The link mentioned just above also makes note of the performance of Lambda functions. Whilst the technology makes development and delivery super easy, it comes with the downside of reduced performance.

To save costs Lambda keeps your function code out of memory. It will only provision compute power, locate and retrieve your code, and finally execute it when the function is actually invoked. This is known as a cold start, and invocations that start cold will cause your requests to take longer. If the function is executed frequently, Lambda will keep it “warm” and you’ll notice the requests are quicker.

Note that cold starts may not be a problem for Cloudflare Workers and Serverless framework has plugins to help mitigate them too.

AWS Lambda also has other overheads which may mean you notice a performance reduction compared to when running your app in a container or on a VM.

Limitations

Lambda imposes a number of limitations that you would not be subject to when deploying using a VM or containers. Many can be increased, but this would come with cost implications and require a chat with AWS support.

Language runtimes

Historically, Lambda only offered a fixed set of language runtimes and versions - including some of the most popular, such as Python, Node, Ruby, and Go. You can now provide your own runtime (e.g. if you wanted to write a service in Rust), but this requires you to do your own configuration first.

Function file size

AWS has a default limit of 75GB for storing all of your Lambda functions, dependencies, and layers. This seems like quite a lot, but if you had multiple NodeJS Lambda applications, each with large node_modules directories for dependencies, and considering Serverless framework versions each release by default, you might hit this limit sooner than you think and become unable to release any new code until you can find something to delete.

Request and response data

When using a Lambda function as part of a web service, it will naturally be involved with handling request data and emitting response data. This is one that got me confused for a while in an API I was building: there is a 6MB limit to the size of the request and response.

Whilst this won’t (and shouldn’t) be an issue for most REST APIs, a client for a project I worked on needed a large volume of data returned by a single call for daily automated data exports, which one day just stopped working by itself. Cloudwatch logs didn’t reveal any particular problems and API Gateway was only responding with non-descriptive errors.

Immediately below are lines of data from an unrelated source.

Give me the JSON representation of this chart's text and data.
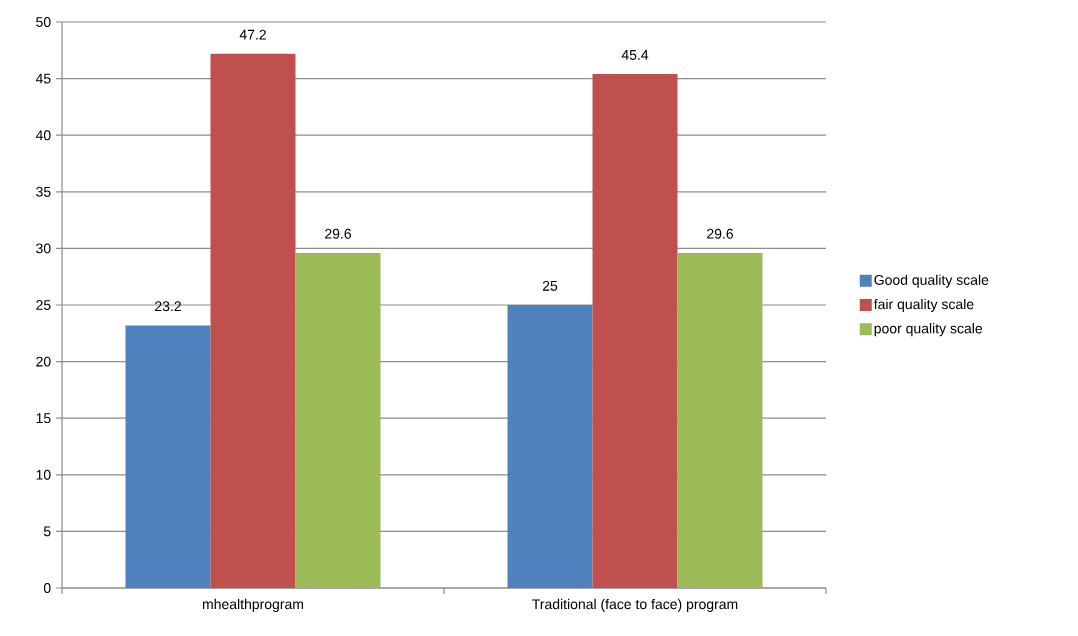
{
  "chart_data": {
    "type": "bar",
    "categories": [
      "mhealthprogram",
      "Traditional  (face to face) program"
    ],
    "series": [
      {
        "name": "Good quality scale",
        "color": "#4f81bd",
        "values": [
          23.2,
          25
        ]
      },
      {
        "name": "fair quality scale",
        "color": "#c0504d",
        "values": [
          47.2,
          45.4
        ]
      },
      {
        "name": "poor quality scale",
        "color": "#9bbb59",
        "values": [
          29.6,
          29.6
        ]
      }
    ],
    "ylim": [
      0,
      50
    ],
    "yticks": [
      0,
      5,
      10,
      15,
      20,
      25,
      30,
      35,
      40,
      45,
      50
    ],
    "grid": "y",
    "legend": "right",
    "data_labels": true
  }
}
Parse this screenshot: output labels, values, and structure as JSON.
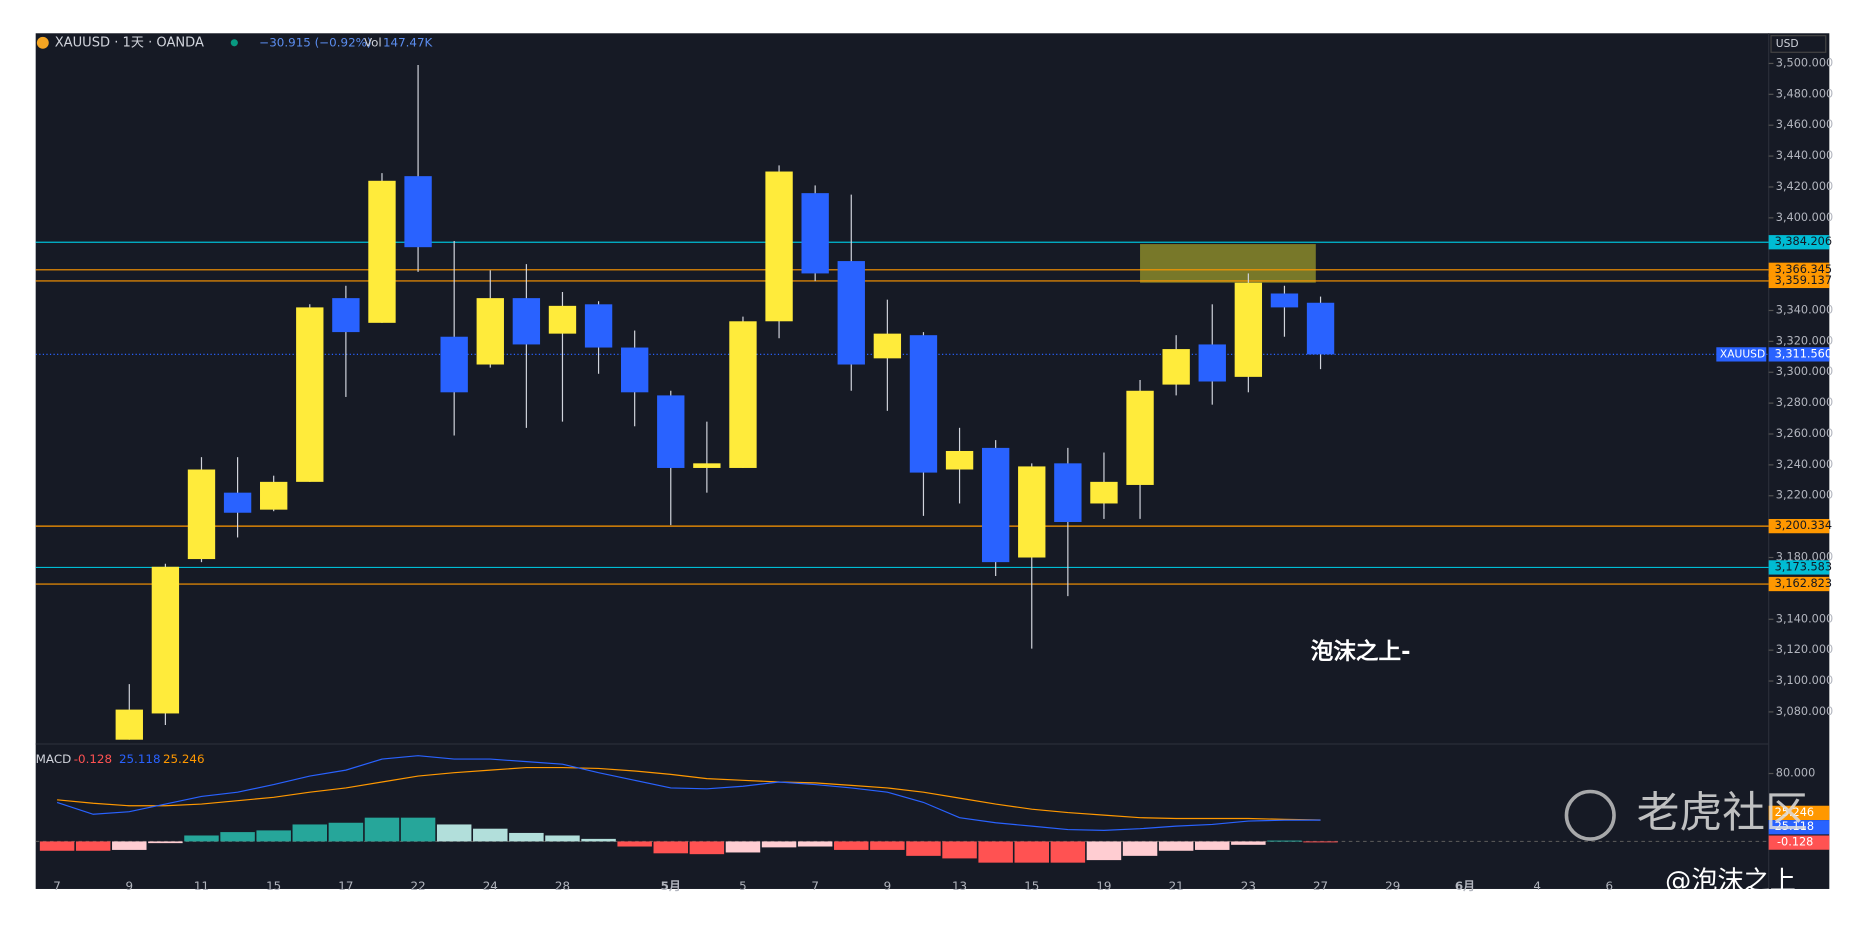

After some investigation it turned out that the response had trickled over the payload size limit. It’s worth considering and remembering this if you ever get hit with a similar problem.

Response structure

Remember that if your Lambda function does not return a correctly-formatted response, API Gateway will respond to the client with an error status code - even if the function executed successfully. Always return a response from your function since Cloudwatch won’t give much away in this scenario either (the function may have still executed successfully), which is another pain to debug.

Resource limits

When deploying an application using Serverless framework, a number of AWS resources are created on your behalf in a single “stack” using CloudFormation. On the surface, a single function could be associated with a large number of “resources” (e.g. the function itself, layers, IAM roles, Cloudwatch log groups, authorizers, API Gateway resources/methods, etc.).

CloudFormation limits stacks to 500 resources each, and if your application has more than a handful of functions (e.g. for handling different types of events) then you might very well this limit.

It can be mitigated by combining similar functions together (using arguments to define any differences), or by separating functions out to another Serverless application. Either way, you’d need to consider your strategy with this.

Closing remarks

Despite some of these fallbacks, I can still very much recommend taking advantage of serverless architecture when creating your apps, and I will certainly continue to build on these platforms in many areas of my work.

The purpose of this post is just to raise awareness around some of the invonveniences I have faced during my time working with this technology, but I still love its power and flexibility.